By the total genome sequencing of several archaeal organisms, it has been confirmed that many archaeal proteins related to genetic information systems, including DNA replication, transcription and translation, have similar sequences to those of eukaryotes. In eukaryotic DNA replication, proliferating cell nuclear antigen (PCNA) works in clamping DNA polymerases on the DNA template and accomplishes a processive DNA synthesis. Archaea encode PCNA homologues in their genomes and Pyrococcus furiosus PCNA (PfuPCNA) stimulates the DNA synthesizing activities of the DNA polymerases, Pol I and Pol II, in this organism.

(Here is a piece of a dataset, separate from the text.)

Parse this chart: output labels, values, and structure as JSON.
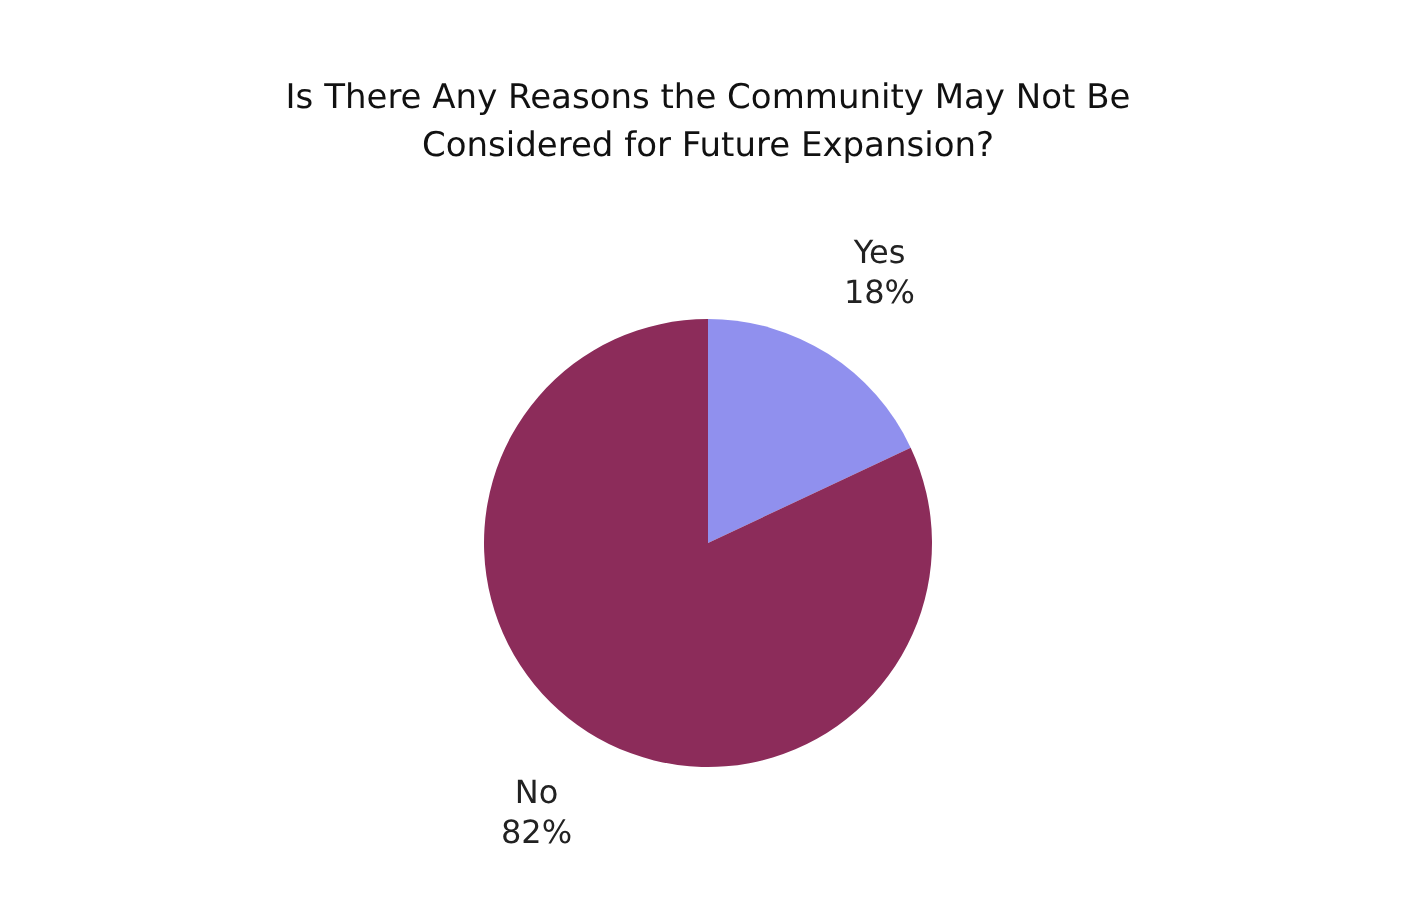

We have demonstrated that PfuPCNA interacts functionally with calf thymus DNA polymerase delta (Pol delta) and stimulates its activity. Moreover, human replication factor C (RFC) enhances the PfuPCNA-dependent DNA synthesis activity of Pol delta, indicating that human RFC works as the clamp loader for PfuPCNA. These results showed that the three-dimensional structures of archaral PCNA and RFC are actually similar enough to their eukaryotic counterparts to allow a molecular substitution between the two biological domains, albeit at a lower efficiency.


We found that the archaeal molecule interacts functionally with the eukaryotic members in the DNA replication process. This finding supports the idea that studies on the DNA replication mechanism of archaeal organisms will provide many important clues for understanding of the intricate molecular recognition that is inherent to the DNA replication machinery in Eukarya.